The coaching is definitely better now. The offensive scheme is better. The playcalling is better. The offensive line is holding up better as well. He's been pressured on 39 percent of the time in these situations this season, versus 46 percent last season, and his sack rate has dropped to 20 percent of those situations from 38 percent a year ago. The bottom line is that Williams is better than many think, and he's demonstrating improvement under Johnson. Eventually, the fantasy community will figure this out, and any window to acquire him will close. So, acquire him now.

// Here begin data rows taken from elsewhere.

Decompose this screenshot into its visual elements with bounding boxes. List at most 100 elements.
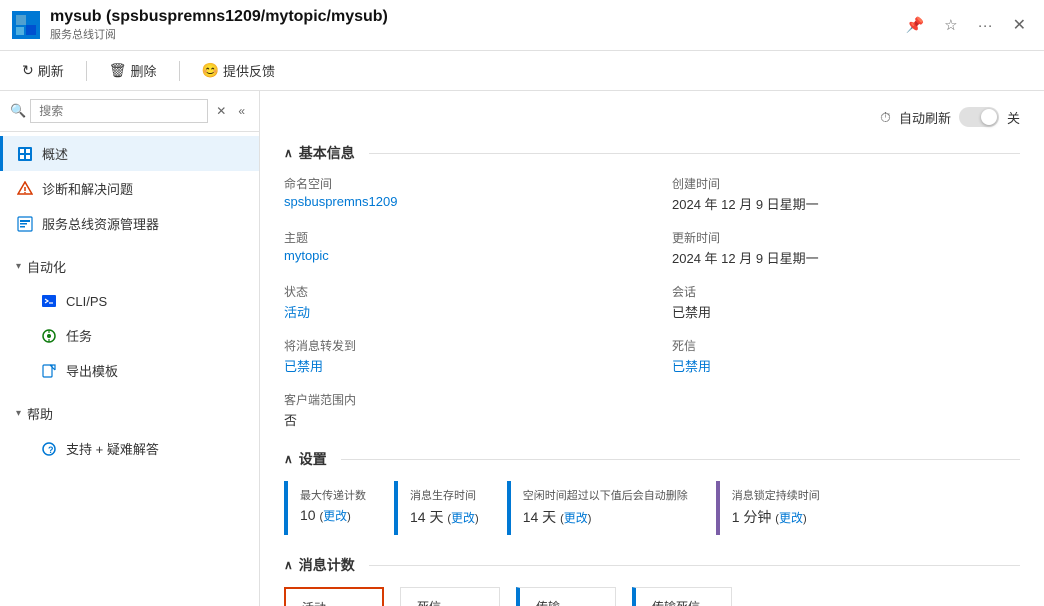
sidebar-help-header[interactable]: ▾ 帮助	[0, 396, 259, 431]
dead-letter-value[interactable]: 已禁用	[672, 356, 1020, 375]
sidebar-automation-label: 自动化	[27, 257, 66, 276]
more-icon[interactable]: ···	[972, 15, 999, 36]
session-label: 会话	[672, 283, 1020, 300]
basic-info-divider	[369, 153, 1020, 154]
sidebar-item-overview-label: 概述	[42, 144, 68, 163]
toggle-knob	[981, 109, 997, 125]
info-dead-letter: 死信 已禁用	[672, 337, 1020, 375]
feedback-icon: 😊	[202, 62, 219, 79]
settings-card-1-label: 消息生存时间	[410, 489, 479, 503]
settings-card-1-value: 14 天 (更改)	[410, 507, 479, 527]
sidebar: 🔍 ✕ « 概述	[0, 91, 260, 606]
nav-section-main: 概述 诊断和解决问题	[0, 132, 259, 245]
settings-card-2-value: 14 天 (更改)	[523, 507, 688, 527]
feedback-button[interactable]: 😊 提供反馈	[196, 57, 281, 84]
feedback-label: 提供反馈	[223, 61, 275, 80]
settings-card-1-link[interactable]: 更改	[451, 511, 475, 525]
message-count-cards: 活动 0 消息 死信 0 消息 传输 0 消息 传输死信 0 消息	[284, 587, 1020, 606]
sidebar-item-tasks-label: 任务	[66, 326, 92, 345]
search-input[interactable]	[30, 99, 208, 123]
sidebar-item-support-label: 支持 + 疑难解答	[66, 439, 159, 458]
settings-section: ∧ 设置 最大传递计数 10 (更改) 消息生存时间 14 天 (更改)	[284, 449, 1020, 535]
msg-count-card-active: 活动 0 消息	[284, 587, 384, 606]
basic-info-title: 基本信息	[299, 143, 355, 163]
session-value: 已禁用	[672, 302, 1020, 321]
settings-chevron-icon: ∧	[284, 452, 293, 466]
topic-value[interactable]: mytopic	[284, 248, 632, 263]
title-bar: mysub (spsbuspremns1209/mytopic/mysub) 服…	[0, 0, 1044, 51]
message-count-divider	[369, 565, 1020, 566]
search-icon: 🔍	[10, 103, 26, 119]
forward-to-value[interactable]: 已禁用	[284, 356, 632, 375]
auto-refresh-clock-icon: ⏱	[880, 109, 891, 126]
settings-card-0-link[interactable]: 更改	[323, 509, 347, 523]
settings-title: 设置	[299, 449, 327, 469]
settings-card-3: 消息锁定持续时间 1 分钟 (更改)	[716, 481, 832, 535]
cli-icon	[40, 292, 58, 310]
sidebar-automation-header[interactable]: ▾ 自动化	[0, 249, 259, 284]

Hutchinson Brown: This Bears team has really started to click this year. Rome Odunze is establishing himself, Luther Burden III is beginning to flash, D'Andre Swift has had a couple of nice weeks since the bye in week five, and the first overall pick himself, Caleb Williams, is displaying a great step in the right direction in year two. He has progressed over the year in playing in Ben Johnson's scheme, making quick, efficient decisions. He is currently first in the NFL in time to throw at 3.16 seconds. There have been fewer crazy throws off balance that lead to picks and more of taking what the defense gives him, along with a few spectacular throws out of the system that very few could make. He has also discovered significant fantasy football value, offering us weekly QB1 upside. This is looking good for Chicago.
Jaxson Dart, NY Giants
Fahlsing: I think out of these four, Dart is the player who still has the best combination of pedigree, situation, and unrealized value. That makes him my buy. People already know he was my favorite quarterback coming out this year, but I still recognize that he carries plenty of risk. He’s a first-round pick, but a later one. He’s with Brian Daboll, who has a reputation for developing quarterbacks, but who ownership might already be prepping to toss out of a side door. He has an absolute stud at wide receiver to grow with, who had surgery this week to repair a torn ACL. Still, even in a limited sample size, Dart has shown enough that it is obvious he’s going to get a chance to be the man going forward. If he hits, he’s a star quarterback on a rookie contract in an organization that plays in a market where they’ll have no choice but to spend the money to build a team around him. They have a good start with Dart, Malik Nabers, Cam Skattebo, Tyrone Tracey, and Wan’Wan'Dale Robinson. As Dart develops, his running mates get healthy going into his second year, and the organization continues to add pieces around him. I see him as the player in this list most likely to gain the most value in the short- to medium-term. The only problem? It might already be too late to get him at any discount.
Bo Nix, Denver
Mike Kashuba: Regardless of how you feel about the player, his performance, and how much of this is him versus the system, he’s scoring fantasy points at a fantastic rate and will be Denver’s starter for years to come. Despite being the QB5 on the season, he’s QB9 on keeptradecut and still isn’t rising fast enough. Houston is a brutal matchup, and the buy window on Nix might crack a little further open this week for reactionary dynasty managers.